再度提醒，本教程只是作为教程示例，展示代码的实现，而不作为实际生产应用的模型训练指导。

让我们开始吧！

## 基础教程
为突出重点，简化教程，本教程将以 [使用Pytorch后端来进行联邦学习](https://www.secretflow.org.cn/docs/secretflow/latest/zh-Hans/tutorial/Federated_Learning_with_Pytorch_backend) 为基础，重点突出自定义损失函数的做法。所以，为了让代码能够顺利运行，让我们先把之前的代码复制过来。因此如果您对原教程非常熟悉，则不需要再阅读这部分代码。

In [1]:
%load_ext autoreload
%autoreload 2

In [2]:
import secretflow as sf

# Check the version of your SecretFlow
print('The version of SecretFlow: {}'.format(sf.__version__))

# In case you have a running secretflow runtime already.
sf.shutdown()

sf.init(['alice', 'bob', 'charlie'], address='local')
alice, bob, charlie = sf.PYU('alice'), sf.PYU('bob'), sf.PYU('charlie')
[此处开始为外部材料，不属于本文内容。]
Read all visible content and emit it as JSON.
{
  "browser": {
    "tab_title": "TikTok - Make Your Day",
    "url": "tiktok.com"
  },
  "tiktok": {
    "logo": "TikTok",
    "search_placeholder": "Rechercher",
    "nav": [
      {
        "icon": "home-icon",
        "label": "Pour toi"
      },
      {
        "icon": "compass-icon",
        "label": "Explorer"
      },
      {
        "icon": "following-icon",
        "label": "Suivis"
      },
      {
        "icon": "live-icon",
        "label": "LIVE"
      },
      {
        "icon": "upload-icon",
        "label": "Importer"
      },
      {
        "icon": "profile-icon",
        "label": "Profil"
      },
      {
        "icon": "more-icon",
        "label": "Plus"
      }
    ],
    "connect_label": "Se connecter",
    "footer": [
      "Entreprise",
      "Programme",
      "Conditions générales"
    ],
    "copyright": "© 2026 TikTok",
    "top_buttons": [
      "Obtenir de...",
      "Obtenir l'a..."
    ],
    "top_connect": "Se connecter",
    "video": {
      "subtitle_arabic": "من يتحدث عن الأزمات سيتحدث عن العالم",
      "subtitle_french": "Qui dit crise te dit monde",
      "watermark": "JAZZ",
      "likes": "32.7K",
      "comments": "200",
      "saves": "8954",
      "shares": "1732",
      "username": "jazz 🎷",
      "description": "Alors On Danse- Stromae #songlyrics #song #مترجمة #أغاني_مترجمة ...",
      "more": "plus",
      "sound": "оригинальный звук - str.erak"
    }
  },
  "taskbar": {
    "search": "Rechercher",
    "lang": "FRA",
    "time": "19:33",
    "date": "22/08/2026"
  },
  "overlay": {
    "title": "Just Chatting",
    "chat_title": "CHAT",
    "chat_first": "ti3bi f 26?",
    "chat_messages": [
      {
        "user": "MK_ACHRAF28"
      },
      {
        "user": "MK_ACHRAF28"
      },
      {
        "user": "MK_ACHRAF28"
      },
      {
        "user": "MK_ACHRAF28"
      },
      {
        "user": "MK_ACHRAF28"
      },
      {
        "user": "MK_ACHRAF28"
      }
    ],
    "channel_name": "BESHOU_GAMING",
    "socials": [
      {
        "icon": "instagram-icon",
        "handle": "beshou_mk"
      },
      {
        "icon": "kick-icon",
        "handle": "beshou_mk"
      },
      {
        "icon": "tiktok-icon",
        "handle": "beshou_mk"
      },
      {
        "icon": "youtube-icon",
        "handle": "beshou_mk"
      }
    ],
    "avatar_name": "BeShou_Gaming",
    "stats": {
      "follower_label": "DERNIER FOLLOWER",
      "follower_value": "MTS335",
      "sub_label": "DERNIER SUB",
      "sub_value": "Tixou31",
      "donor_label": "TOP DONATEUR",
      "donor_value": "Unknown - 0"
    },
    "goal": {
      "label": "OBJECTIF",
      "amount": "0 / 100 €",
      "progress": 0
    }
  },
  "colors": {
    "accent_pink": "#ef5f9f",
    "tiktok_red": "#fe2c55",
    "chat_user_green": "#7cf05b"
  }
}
The version of SecretFlow: 1.4.0.dev20231225


2023-12-29 02:56:32,404	INFO worker.py:1538 -- Started a local Ray instance.


In [3]:
from secretflow.ml.nn.utils import BaseModule, TorchModel
from secretflow.ml.nn.fl.utils import metric_wrapper, optim_wrapper
from secretflow.ml.nn import FLModel
from torchmetrics import Accuracy, Precision
from secretflow.security.aggregation import SecureAggregator
from secretflow.utils.simulation.datasets import load_mnist
from torch import nn, optim
from torch.nn import functional as F

2023-12-29 02:56:34.323341: W tensorflow/compiler/xla/stream_executor/platform/default/dso_loader.cc:64] Could not load dynamic library 'libcudart.so.11.0'; dlerror: libcudart.so.11.0: cannot open shared object file: No such file or directory; LD_LIBRARY_PATH: /content/conda-env/lib:/usr/local/nvidia/lib:/usr/local/nvidia/lib64
2023-12-29 02:56:35.136013: W tensorflow/compiler/xla/stream_executor/platform/default/dso_loader.cc:64] Could not load dynamic library 'libnvinfer.so.7'; dlerror: libnvinfer.so.7: cannot open shared object file: No such file or directory; LD_LIBRARY_PATH: /content/conda-env/lib:/usr/local/nvidia/lib:/usr/local/nvidia/lib64
2023-12-29 02:56:35.136079: W tensorflow/compiler/xla/stream_executor/platform/default/dso_loader.cc:64] Could not load dynamic library 'libnvinfer_plugin.so.7'; dlerror: libnvinfer_plugin.so.7: cannot open shared object file: No such file or directory; LD_LIBRARY_PATH: /content/conda-env/lib:/usr/local/nvidia/lib:/usr/local/nvidia/lib64


In [4]:
class ConvNet(BaseModule):
    """Small ConvNet for MNIST."""

    def __init__(self):
        super(ConvNet, self).__init__()
        self.conv1 = nn.Conv2d(1, 3, kernel_size=3)
        self.fc_in_dim = 192
        self.fc = nn.Linear(self.fc_in_dim, 10)

    def forward(self, x):
        x = F.relu(F.max_pool2d(self.conv1(x), 3))
        x = x.view(-1, self.fc_in_dim)
        x = self.fc(x)
        return F.softmax(x, dim=1)

## 自定义损失函数
如前所述，我们将自定义损失函数：
$$
Loss(\hat{y},y) = 0.8*CEL(\hat{y},y) + 0.2*MSE(\hat{y},y)
$$
其中，$CEL$ 表示 [cross entropy loss](https://pytorch.org/docs/stable/generated/torch.nn.CrossEntropyLoss.html#torch.nn.CrossEntropyLoss)，$MSE$ 表示 [mean squared error](https://pytorch.org/docs/stable/generated/torch.nn.MSELoss.html#torch.nn.MSELoss)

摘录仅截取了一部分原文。